After DOR, configuring a route causes interfaces to go down on system controller
Affects | Status | Importance | Assigned to | Milestone | |
---|---|---|---|---|---|
StarlingX |
Fix Released
|
High
|
Don Penney |
Bug Description
Brief Description
-----------------
It was observed that the DC system controllers went for a reboot loop after adding a subcloud. Further investigation showed that the networking scripts on the controllers were empty, which resulted in all the interfaces going down and the system becoming un-usable. The condition which triggers this bug involves an earlier DOR on the system.
From Don Penney:
The route-add runtime manifest is relying on cached networking puppet data from previous manifest apply. For a standard controller, if it reboots without an active controller (simplex controller reboot or a duplex DOR), the manifests do not get applied during the init, so no cached networking puppet data is stored. Then you do a route add, the config script runs, and it sees no interfaces in the puppet data, thinks that means they've all been deleted, and shuts them all down.

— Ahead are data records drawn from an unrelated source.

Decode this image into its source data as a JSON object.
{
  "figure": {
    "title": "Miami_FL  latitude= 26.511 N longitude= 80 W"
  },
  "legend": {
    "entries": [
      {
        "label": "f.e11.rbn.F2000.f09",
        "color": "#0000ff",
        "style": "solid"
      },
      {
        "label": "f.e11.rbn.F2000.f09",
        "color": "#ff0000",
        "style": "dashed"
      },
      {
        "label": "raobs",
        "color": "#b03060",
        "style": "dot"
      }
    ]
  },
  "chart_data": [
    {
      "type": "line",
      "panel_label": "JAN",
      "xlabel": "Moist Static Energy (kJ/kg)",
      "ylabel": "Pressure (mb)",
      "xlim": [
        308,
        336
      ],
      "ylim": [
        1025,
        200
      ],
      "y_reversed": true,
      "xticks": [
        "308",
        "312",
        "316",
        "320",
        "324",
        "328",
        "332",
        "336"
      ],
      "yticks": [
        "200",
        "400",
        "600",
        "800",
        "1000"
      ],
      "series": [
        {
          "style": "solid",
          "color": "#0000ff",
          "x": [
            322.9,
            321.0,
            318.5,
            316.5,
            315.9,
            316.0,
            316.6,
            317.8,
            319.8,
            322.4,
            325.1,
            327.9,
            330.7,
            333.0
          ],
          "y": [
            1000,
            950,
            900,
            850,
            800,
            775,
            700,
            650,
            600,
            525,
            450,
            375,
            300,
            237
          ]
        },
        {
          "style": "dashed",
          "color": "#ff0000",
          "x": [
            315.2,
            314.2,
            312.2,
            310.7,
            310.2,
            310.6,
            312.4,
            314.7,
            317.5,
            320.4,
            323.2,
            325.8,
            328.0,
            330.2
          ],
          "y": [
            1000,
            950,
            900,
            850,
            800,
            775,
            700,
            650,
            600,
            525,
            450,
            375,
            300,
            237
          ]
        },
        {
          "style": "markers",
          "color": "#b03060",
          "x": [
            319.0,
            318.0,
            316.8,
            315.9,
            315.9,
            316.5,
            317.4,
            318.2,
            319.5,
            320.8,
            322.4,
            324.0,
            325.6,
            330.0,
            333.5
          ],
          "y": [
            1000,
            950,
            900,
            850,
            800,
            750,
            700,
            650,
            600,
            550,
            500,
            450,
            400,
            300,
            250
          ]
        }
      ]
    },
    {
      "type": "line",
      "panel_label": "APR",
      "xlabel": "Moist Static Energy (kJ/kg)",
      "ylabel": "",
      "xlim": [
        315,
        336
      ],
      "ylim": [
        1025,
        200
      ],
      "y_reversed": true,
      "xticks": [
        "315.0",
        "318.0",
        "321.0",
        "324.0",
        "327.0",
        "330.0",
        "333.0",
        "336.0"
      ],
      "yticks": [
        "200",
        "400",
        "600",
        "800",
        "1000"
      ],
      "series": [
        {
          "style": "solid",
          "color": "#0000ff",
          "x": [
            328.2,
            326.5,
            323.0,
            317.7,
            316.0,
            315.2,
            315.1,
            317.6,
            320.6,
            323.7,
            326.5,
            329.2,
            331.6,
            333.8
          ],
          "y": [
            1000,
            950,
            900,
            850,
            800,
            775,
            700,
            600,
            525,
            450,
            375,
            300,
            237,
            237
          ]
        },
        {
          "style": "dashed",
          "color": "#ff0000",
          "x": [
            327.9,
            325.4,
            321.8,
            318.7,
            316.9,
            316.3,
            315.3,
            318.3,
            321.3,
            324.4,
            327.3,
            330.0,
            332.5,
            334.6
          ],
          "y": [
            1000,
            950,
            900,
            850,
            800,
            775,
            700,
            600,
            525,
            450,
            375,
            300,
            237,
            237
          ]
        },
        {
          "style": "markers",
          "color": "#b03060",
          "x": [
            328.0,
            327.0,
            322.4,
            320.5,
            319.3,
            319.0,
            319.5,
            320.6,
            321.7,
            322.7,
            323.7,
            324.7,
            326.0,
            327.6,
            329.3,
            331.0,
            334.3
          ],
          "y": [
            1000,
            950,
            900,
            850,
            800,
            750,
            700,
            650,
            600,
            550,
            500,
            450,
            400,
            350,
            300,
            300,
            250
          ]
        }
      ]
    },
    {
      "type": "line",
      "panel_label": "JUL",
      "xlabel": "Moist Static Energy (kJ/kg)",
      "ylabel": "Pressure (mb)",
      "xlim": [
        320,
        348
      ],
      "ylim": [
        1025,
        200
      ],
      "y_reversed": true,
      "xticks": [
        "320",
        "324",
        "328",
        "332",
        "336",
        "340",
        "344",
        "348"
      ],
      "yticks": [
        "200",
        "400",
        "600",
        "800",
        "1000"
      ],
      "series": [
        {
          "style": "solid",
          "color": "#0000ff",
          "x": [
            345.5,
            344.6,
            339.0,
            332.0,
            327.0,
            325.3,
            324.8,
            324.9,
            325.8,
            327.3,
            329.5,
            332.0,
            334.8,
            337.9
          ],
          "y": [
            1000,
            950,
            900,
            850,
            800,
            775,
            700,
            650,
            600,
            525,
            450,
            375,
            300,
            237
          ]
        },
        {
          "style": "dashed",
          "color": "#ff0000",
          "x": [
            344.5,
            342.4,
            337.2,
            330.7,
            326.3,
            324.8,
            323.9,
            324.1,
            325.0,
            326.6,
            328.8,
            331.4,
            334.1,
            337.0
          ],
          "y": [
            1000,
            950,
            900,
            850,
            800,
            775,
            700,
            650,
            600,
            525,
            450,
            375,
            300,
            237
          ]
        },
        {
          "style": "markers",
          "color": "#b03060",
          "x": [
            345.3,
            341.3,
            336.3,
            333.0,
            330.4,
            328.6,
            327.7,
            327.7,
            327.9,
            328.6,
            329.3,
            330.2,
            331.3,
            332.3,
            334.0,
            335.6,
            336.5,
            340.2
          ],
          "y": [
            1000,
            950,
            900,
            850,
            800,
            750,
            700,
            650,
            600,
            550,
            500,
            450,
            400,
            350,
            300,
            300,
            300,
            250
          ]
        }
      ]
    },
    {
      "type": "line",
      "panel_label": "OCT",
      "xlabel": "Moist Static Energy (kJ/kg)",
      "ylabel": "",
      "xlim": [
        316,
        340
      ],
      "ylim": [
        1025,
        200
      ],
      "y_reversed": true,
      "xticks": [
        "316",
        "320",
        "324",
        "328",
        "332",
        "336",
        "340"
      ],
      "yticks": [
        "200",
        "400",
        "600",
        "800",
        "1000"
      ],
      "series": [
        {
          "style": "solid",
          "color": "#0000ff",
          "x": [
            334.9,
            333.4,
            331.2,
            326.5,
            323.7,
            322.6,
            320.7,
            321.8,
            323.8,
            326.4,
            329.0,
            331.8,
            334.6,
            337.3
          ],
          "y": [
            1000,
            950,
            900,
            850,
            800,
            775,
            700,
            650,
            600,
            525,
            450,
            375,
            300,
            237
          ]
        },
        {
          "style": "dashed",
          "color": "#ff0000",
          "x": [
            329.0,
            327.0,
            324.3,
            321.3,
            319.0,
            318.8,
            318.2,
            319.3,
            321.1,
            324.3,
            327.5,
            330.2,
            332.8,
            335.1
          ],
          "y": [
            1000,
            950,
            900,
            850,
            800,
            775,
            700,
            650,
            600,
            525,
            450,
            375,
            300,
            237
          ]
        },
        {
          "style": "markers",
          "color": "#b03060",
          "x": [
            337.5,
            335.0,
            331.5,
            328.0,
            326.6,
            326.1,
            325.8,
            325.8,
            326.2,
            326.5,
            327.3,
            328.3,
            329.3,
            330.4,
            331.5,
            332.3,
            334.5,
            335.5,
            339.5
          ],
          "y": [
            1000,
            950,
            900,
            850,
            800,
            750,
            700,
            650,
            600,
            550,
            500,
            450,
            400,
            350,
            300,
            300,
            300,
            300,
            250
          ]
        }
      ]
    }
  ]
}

This was introduced by: https:/
Severity
--------
Major
Steps to Reproduce
------------------
- Setup a duplex DC system controllers (or just duplex controllers)
- Perform a DOR
- In DC, add a new subcloud which will add a new route on the system controller
- If testing on a non-DC system, add a route using the system CLI cmd
Expected Behavior
------------------
system continues to be usable
Actual Behavior
----------------
The networking scripts are removed from the system controller, resulting in it going into a reboot loop
Reproducibility
---------------
Reproducible when following the exact steps above
System Configuration
-------
Duplex controllers or DC system
Branch/Pull Time/Commit
-------
stx master, but issue exists in stx.4.0 as well as the code introducing the issue was introduced in that release
Last Pass
---------
This particular test was never intentionally run previously.
Timestamp/Logs
--------------
Test Activity
-------------
DC lab usage
Workaround
----------
none
Changed in starlingx: | |
assignee: | nobody → Don Penney (dpenney) |
tags: | added: stx.config stx.networking |
description: | updated |
tags: | added: stx.5.0 |
Marking for both stx.5.0 & stx.4.0 given the system is not recoverable when the issue is hit.